The hope is that the incentive will help cushion a nearly $950,000 budget gap projected for the 2013-14 school year.

The School Board last week gave Superintendent Brian D. Russ permission to offer the districtwide employee retirement incentive. The district, which has 305 employees, is offering staff 35 percent of their total unused sick days multiplied by their per diem.

It essentially is the same incentive the district has offered for the past three years.

“We don’t know who wants it and who is eligible. All we’re doing is offering and then we’ll verify if they meet the criteria,” School Business Manager Paul Blowers said. “Last year, we didn’t have that much interest.”

The district plans to tap an existing $1.1 million reserve earmarked for retirement incentives to fund the offer. Two teachers took the offer last year.

If five district teachers decided to retire, the district could probably save about $200,000. There is no targeted amount, but district officials are hopeful that some staff will carefully weigh the offer.

“This is a no-brainer. We need to get as many people as possible to take it,” board member Stephen Zagrobelny said during the board’s discussion of the proposal.

Board President Daniel Brunson said he favored the incentive offer, but at the same time said he doesn’t want to see the district lose “experienced people.”

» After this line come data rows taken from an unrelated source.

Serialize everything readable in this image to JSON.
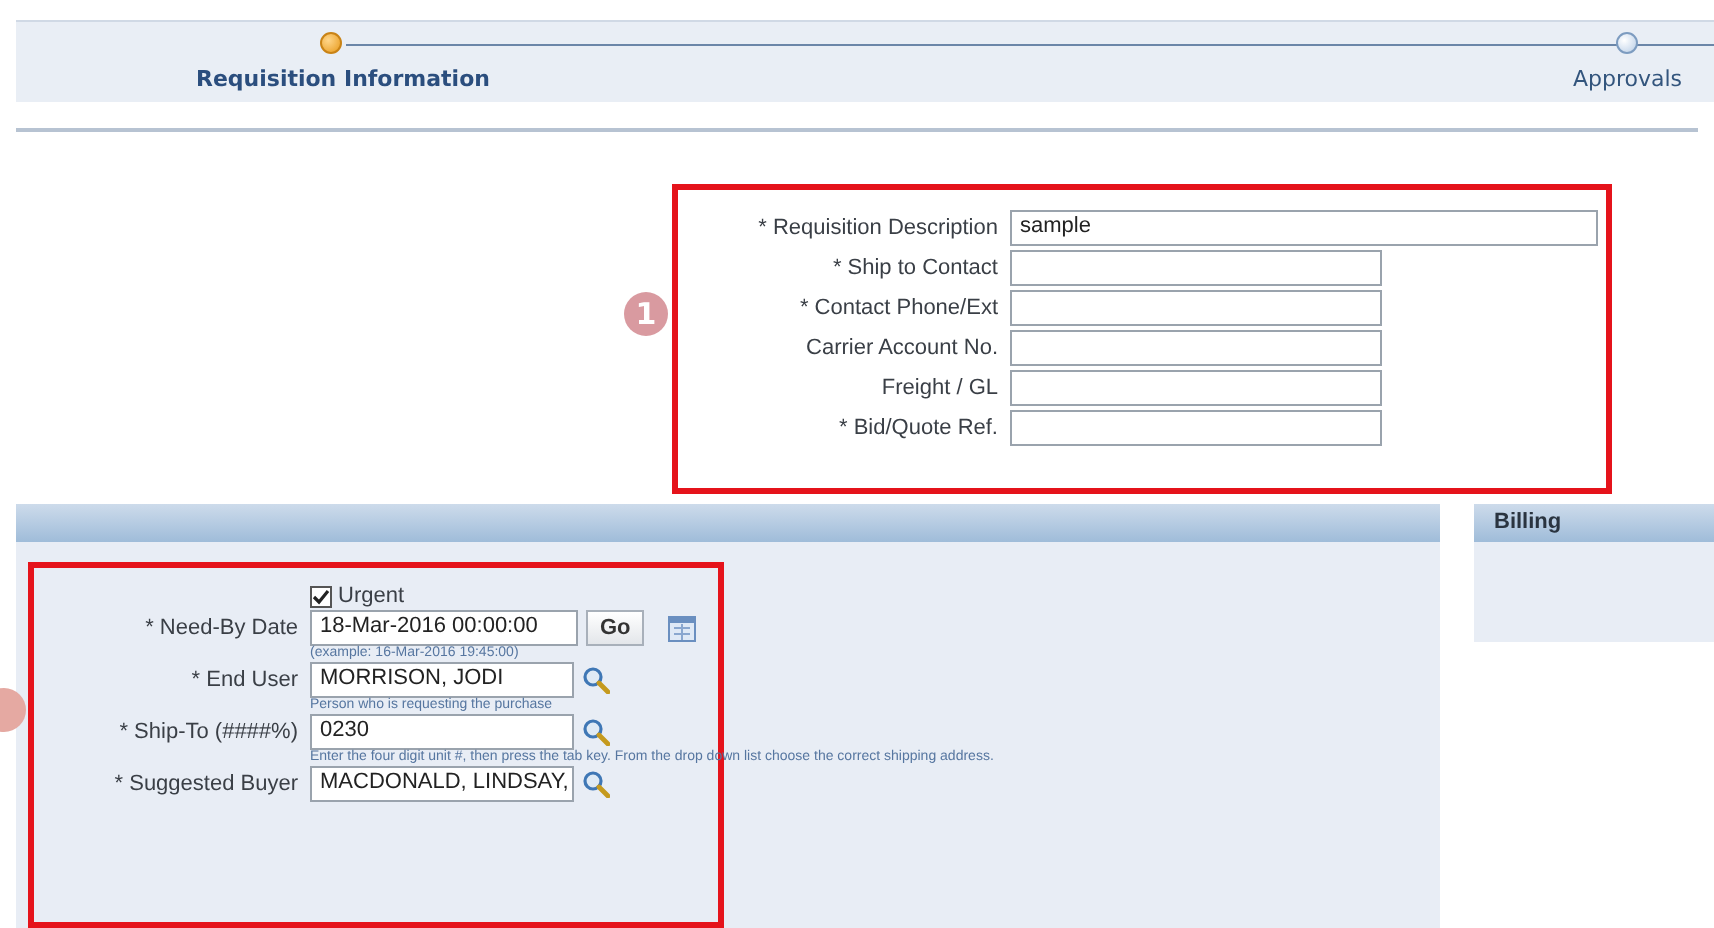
{
  "train": {
    "steps": [
      {
        "label": "Requisition Information",
        "selected": true
      },
      {
        "label": "Approvals",
        "selected": false
      }
    ]
  },
  "callout_1": {
    "badge": "1"
  },
  "header_fields": [
    {
      "kind": "long",
      "label": "* Requisition Description",
      "value": "sample"
    },
    {
      "kind": "short",
      "label": "* Ship to Contact"
    },
    {
      "kind": "short",
      "label": "* Contact Phone/Ext"
    },
    {
      "kind": "short",
      "label": "Carrier Account No."
    },
    {
      "kind": "short",
      "label": "Freight / GL"
    },
    {
      "kind": "short",
      "label": "* Bid/Quote Ref."
    }
  ],
  "details": {
    "urgent": {
      "label": "Urgent",
      "checked": true
    },
    "rows": [
      {
        "kind": "date",
        "label": "* Need-By Date",
        "value": "18-Mar-2016 00:00:00",
        "button": "Go",
        "hint": "(example: 16-Mar-2016 19:45:00)"
      },
      {
        "kind": "lookup",
        "label": "* End User",
        "value": "MORRISON, JODI",
        "hint": "Person who is requesting the purchase"
      },
      {
        "kind": "lookup",
        "label": "* Ship-To (####%)",
        "value": "0230",
        "hint": "Enter the four digit unit #, then press the tab key. From the drop down list choose the correct shipping address."
      },
      {
        "kind": "lookup",
        "label": "* Suggested Buyer",
        "value": "MACDONALD, LINDSAY,"
      }
    ]
  },
  "billing": {
    "title": "Billing"
  }
}
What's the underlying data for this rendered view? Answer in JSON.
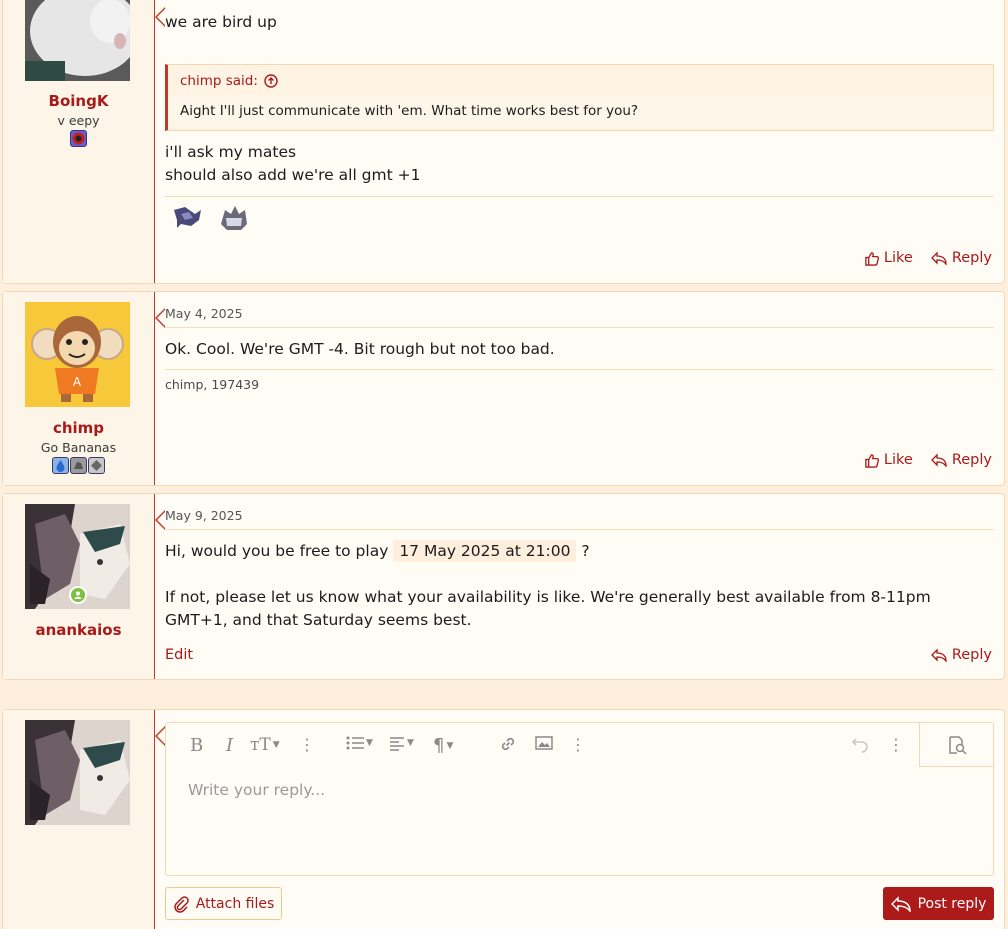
{
  "posts": [
    {
      "username": "BoingK",
      "user_title": "v eepy",
      "text_top": "we are bird up",
      "quote": {
        "author_label": "chimp said:",
        "body": "Aight I'll just communicate with 'em. What time works best for you?"
      },
      "text_lines": [
        "i'll ask my mates",
        "should also add we're all gmt +1"
      ],
      "like_label": "Like",
      "reply_label": "Reply"
    },
    {
      "username": "chimp",
      "user_title": "Go Bananas",
      "date": "May 4, 2025",
      "text": "Ok. Cool. We're GMT -4. Bit rough but not too bad.",
      "reactions_name": "chimp",
      "reactions_extra": ", 197439",
      "like_label": "Like",
      "reply_label": "Reply"
    },
    {
      "username": "anankaios",
      "date": "May 9, 2025",
      "text_before": "Hi, would you be free to play",
      "time_chip": "17 May 2025 at 21:00",
      "text_after": "?",
      "paragraph": "If not, please let us know what your availability is like. We're generally best available from 8-11pm GMT+1, and that Saturday seems best.",
      "edit_label": "Edit",
      "reply_label": "Reply"
    }
  ],
  "editor": {
    "placeholder": "Write your reply...",
    "attach_label": "Attach files",
    "post_label": "Post reply"
  },
  "colors": {
    "accent": "#a81a1a",
    "background": "#fdeedd",
    "post_bg": "#fffcf6"
  }
}
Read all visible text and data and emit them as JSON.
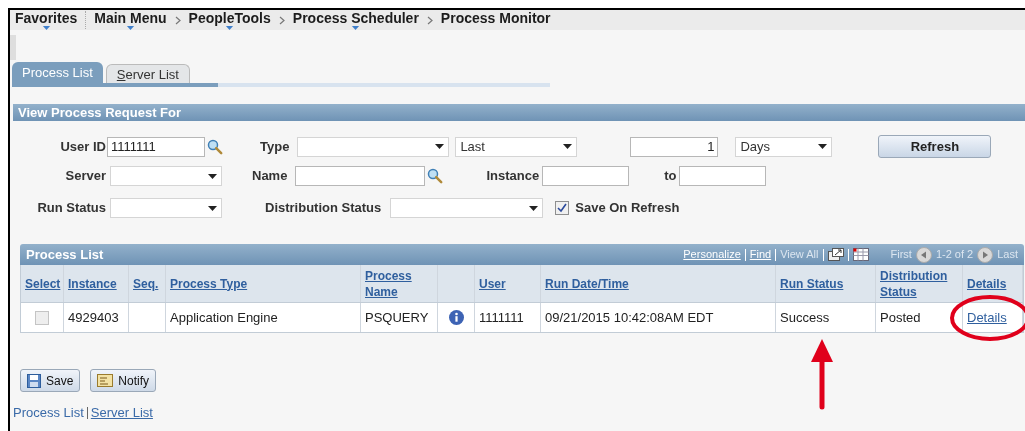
{
  "breadcrumbs": [
    {
      "label": "Favorites",
      "menu": true
    },
    {
      "label": "Main Menu",
      "menu": true
    },
    {
      "label": "PeopleTools",
      "menu": true
    },
    {
      "label": "Process Scheduler",
      "menu": true
    },
    {
      "label": "Process Monitor",
      "menu": false
    }
  ],
  "tabs": [
    {
      "label": "Process List",
      "selected": true
    },
    {
      "label": "Server List",
      "selected": false
    }
  ],
  "filter_panel": {
    "title": "View Process Request For",
    "rows": [
      [
        {
          "kind": "label",
          "text": "User ID"
        },
        {
          "kind": "lookup",
          "value": "1111111"
        },
        {
          "kind": "label",
          "text": "Type"
        },
        {
          "kind": "select"
        },
        {
          "kind": "select",
          "value": "Last"
        },
        {
          "kind": "number",
          "value": "1"
        },
        {
          "kind": "select",
          "value": "Days"
        },
        {
          "kind": "button",
          "text": "Refresh"
        }
      ],
      [
        {
          "kind": "label",
          "text": "Server"
        },
        {
          "kind": "select"
        },
        {
          "kind": "label",
          "text": "Name"
        },
        {
          "kind": "lookup"
        },
        {
          "kind": "label",
          "text": "Instance"
        },
        {
          "kind": "text"
        },
        {
          "kind": "label",
          "text": "to"
        },
        {
          "kind": "text"
        }
      ],
      [
        {
          "kind": "label",
          "text": "Run Status"
        },
        {
          "kind": "select"
        },
        {
          "kind": "label",
          "text": "Distribution Status"
        },
        {
          "kind": "select"
        },
        {
          "kind": "checkbox",
          "text": "Save On Refresh",
          "checked": true
        }
      ]
    ]
  },
  "process_list": {
    "title": "Process List",
    "toolbar": [
      {
        "kind": "link",
        "label": "Personalize",
        "disabled": false
      },
      {
        "kind": "link",
        "label": "Find",
        "disabled": false
      },
      {
        "kind": "link",
        "label": "View All",
        "disabled": true
      },
      {
        "kind": "zoom"
      },
      {
        "kind": "download"
      },
      {
        "kind": "link",
        "label": "First",
        "disabled": true
      },
      {
        "kind": "prev"
      },
      {
        "kind": "range",
        "label": "1-2 of 2"
      },
      {
        "kind": "next"
      },
      {
        "kind": "link",
        "label": "Last",
        "disabled": true
      }
    ],
    "columns": [
      {
        "label": "Select"
      },
      {
        "label": "Instance"
      },
      {
        "label": "Seq."
      },
      {
        "label": "Process Type"
      },
      {
        "label": "Process Name"
      },
      {},
      {
        "label": "User"
      },
      {
        "label": "Run Date/Time"
      },
      {
        "label": "Run Status"
      },
      {
        "label": "Distribution Status"
      },
      {
        "label": "Details"
      }
    ],
    "rows": [
      {
        "cells": [
          {
            "kind": "checkbox",
            "checked": false
          },
          {
            "kind": "text",
            "text": "4929403"
          },
          {
            "kind": "empty"
          },
          {
            "kind": "text",
            "text": "Application Engine"
          },
          {
            "kind": "text",
            "text": "PSQUERY"
          },
          {
            "kind": "info"
          },
          {
            "kind": "text",
            "text": "1111111"
          },
          {
            "kind": "text",
            "text": "09/21/2015 10:42:08AM EDT"
          },
          {
            "kind": "text",
            "text": "Success"
          },
          {
            "kind": "text",
            "text": "Posted"
          },
          {
            "kind": "link",
            "text": "Details"
          }
        ]
      }
    ]
  },
  "buttons": [
    {
      "label": "Save",
      "kind": "save"
    },
    {
      "label": "Notify",
      "kind": "notify"
    }
  ],
  "footer_links": [
    {
      "label": "Process List",
      "selected": true
    },
    {
      "label": "Server List",
      "selected": false
    }
  ]
}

“I don’t think it’s the only solution, but we’re between a rock and a hard place,” Brunson said. “It is a bit of a gamble.”

But most board members, with the exception of Eric Sweet, said the district had no choice but to try offering an incentive. Blowers said that those interested in taking it must notify the administration by Jan. 4.

The incentive offer is more than is provided in contracts covering teachers and other employees. Under the district’s current contract with its teachers, 15 percent of unused sick days are used to calculate a retirement incentive. The same holds true for the contract covering civil service employees. The administrators’ contract calls for 22 percent of unused sick leave.

“I’d rather know early [who is taking it], than have to discuss cutting a program,” Brunson said, noting there have been three consecutive years of budget gaps. “To me, it seems a much more reasonable, practical approach.”

Sweet was opposed to offering a new incentive. “We have to break this trend and let the current incentive in the contract be the incentive,” he said. “We need to do an analysis and see the impact.”

But Board Vice President Kathy Ann Lorka said that won’t be known until an incentive offer is on the table. “You don’t know until you see who you offer it to and see who takes it,” Lorka said.

But Brunson noted that even if two teachers retire, there could be an $80,000 to $90,000 savings. “That could apply to this budget gap and that is substantial,” he said.